Entry into force of nuclear-test-ban treaty would strengthen security of states,

 

peoples everywhere, Secretary-General says at launch of ministerial statement


Following is Secretary-General Kofi Annan’s message on the occasion of the launching of the second Joint Ministerial Statement of support for the Comprehensive Nuclear-Test-Ban Treaty, delivered in New York today by Nobuyasu Abe, Under-Secretary-General for Disarmament Affairs:


I welcome the launching of the Joint Ministerial Statement of support for the Comprehensive Nuclear-Test-Ban Treaty (CTBT).


On 10 September 1996, the United Nations General Assembly, with the support of 158 Member States, adopted the CTBT.  The adoption of the Treaty was a moment of great promise -– and a major step by the international community towards the goal of bringing 50 years of nuclear testing to an end.


However, eight years later, the promise of that moment has yet to be realized.  The Treaty still has not entered into force, as a number of States are still to sign and ratify it.  The longer its entry into force is delayed, the more likely that nuclear testing will resume.  Were this to happen, it would be a major setback in non-proliferation and nuclear disarmament efforts.  In the era in which we live, we cannot afford such a setback.

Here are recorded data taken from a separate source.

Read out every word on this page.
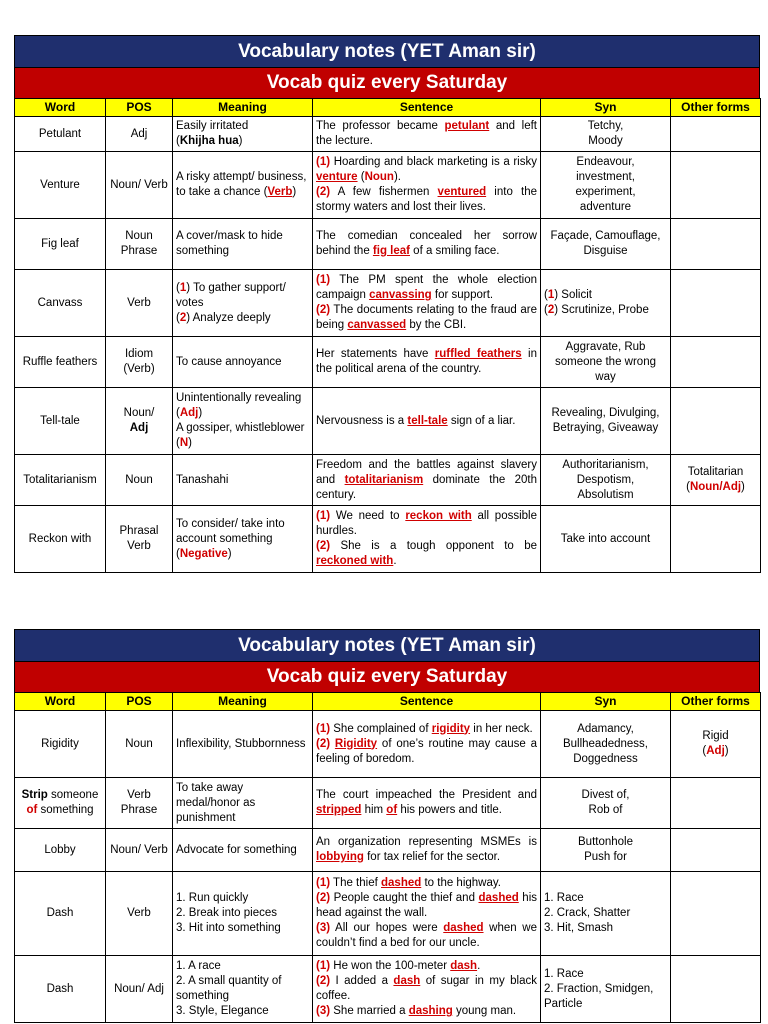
Vocabulary notes (YET Aman sir)
Vocab quiz every Saturday
Word	POS	Meaning	Sentence	Syn	Other forms
Petulant	Adj	Easily irritated
(Khijha hua)	The professor became petulant and left the lecture.	Tetchy,
Moody	

Venture	Noun/ Verb	A risky attempt/ business, to take a chance (Verb)	(1) Hoarding and black marketing is a risky venture (Noun).
(2) A few fishermen ventured into the stormy waters and lost their lives.	Endeavour,
investment,
experiment,
adventure	

Fig leaf	Noun Phrase	A cover/mask to hide something	The comedian concealed her sorrow behind the fig leaf of a smiling face.	Façade, Camouflage, Disguise	

Canvass	Verb	(1) To gather support/ votes
(2) Analyze deeply	(1) The PM spent the whole election campaign canvassing for support.
(2) The documents relating to the fraud are being canvassed by the CBI.	(1) Solicit
(2) Scrutinize, Probe	

Ruffle feathers	Idiom (Verb)	To cause annoyance	Her statements have ruffled feathers in the political arena of the country.	Aggravate, Rub someone the wrong way	

Tell-tale	Noun/
Adj	Unintentionally revealing (Adj)
A gossiper, whistleblower (N)	Nervousness is a tell-tale sign of a liar.	Revealing, Divulging, Betraying, Giveaway	

Totalitarianism	Noun	Tanashahi	Freedom and the battles against slavery and totalitarianism dominate the 20th century.	Authoritarianism,
Despotism,
Absolutism	Totalitarian
(Noun/Adj)

Reckon with	Phrasal Verb	To consider/ take into account something (Negative)	(1) We need to reckon with all possible hurdles.
(2) She is a tough opponent to be reckoned with.	Take into account	

Vocabulary notes (YET Aman sir)
Vocab quiz every Saturday
Word	POS	Meaning	Sentence	Syn	Other forms
Rigidity	Noun	Inflexibility, Stubbornness	(1) She complained of rigidity in her neck.
(2) Rigidity of one’s routine may cause a feeling of boredom.	Adamancy,
Bullheadedness,
Doggedness	Rigid
(Adj)

Strip someone of something	Verb Phrase	To take away medal/honor as punishment	The court impeached the President and stripped him of his powers and title.	Divest of,
Rob of	

Lobby	Noun/ Verb	Advocate for something	An organization representing MSMEs is lobbying for tax relief for the sector.	Buttonhole
Push for	

Dash	Verb	1. Run quickly
2. Break into pieces
3. Hit into something	(1) The thief dashed to the highway.
(2) People caught the thief and dashed his head against the wall.
(3) All our hopes were dashed when we couldn’t find a bed for our uncle.	1. Race
2. Crack, Shatter
3. Hit, Smash	

Dash	Noun/ Adj	1. A race
2. A small quantity of something
3. Style, Elegance	(1) He won the 100-meter dash.
(2) I added a dash of sugar in my black coffee.
(3) She married a dashing young man.	1. Race
2. Fraction, Smidgen, Particle	
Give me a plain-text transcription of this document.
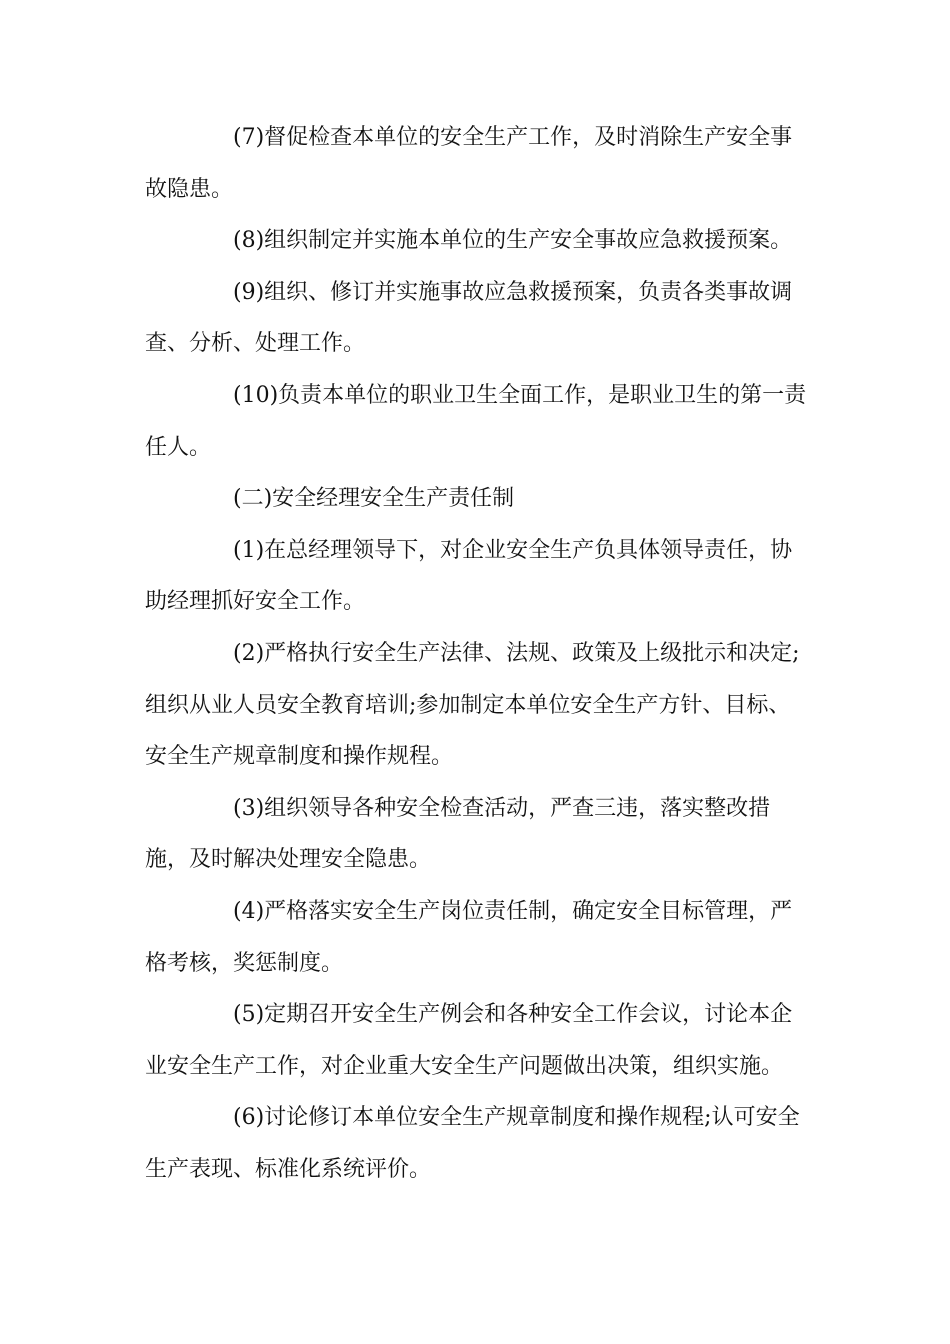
(7)督促检查本单位的安全生产工作，及时消除生产安全事
故隐患。

(8)组织制定并实施本单位的生产安全事故应急救援预案。

(9)组织、修订并实施事故应急救援预案，负责各类事故调
查、分析、处理工作。

(10)负责本单位的职业卫生全面工作，是职业卫生的第一责
任人。

(二)安全经理安全生产责任制

(1)在总经理领导下，对企业安全生产负具体领导责任，协
助经理抓好安全工作。

(2)严格执行安全生产法律、法规、政策及上级批示和决定;
组织从业人员安全教育培训;参加制定本单位安全生产方针、目标、
安全生产规章制度和操作规程。

(3)组织领导各种安全检查活动，严查三违，落实整改措
施，及时解决处理安全隐患。

(4)严格落实安全生产岗位责任制，确定安全目标管理，严
格考核，奖惩制度。

(5)定期召开安全生产例会和各种安全工作会议，讨论本企
业安全生产工作，对企业重大安全生产问题做出决策，组织实施。

(6)讨论修订本单位安全生产规章制度和操作规程;认可安全
生产表现、标准化系统评价。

In my capacity as depositary of the Treaty, I therefore appeal once again to all States that have yet to sign or ratify the Treaty to do so without delay, particularly those States whose participation is required for the Treaty to enter into force.  I remind them that the Treaty contains far-reaching verification provisions to ensure full compliance with its provisions, including an international monitoring system, on-site inspections on short notice, and confidence-building measures.  Its entry into force would strengthen the security of States and peoples everywhere.


I also thank the ministers who are represented here today for their continued commitment to the goal of a world free of nuclear testing.  I encourage you all to continue your efforts to persuade other States of the clear merits of the Treaty.  And I join with you in hoping that this event will help generate renewed momentum to help bring the CTBT into force.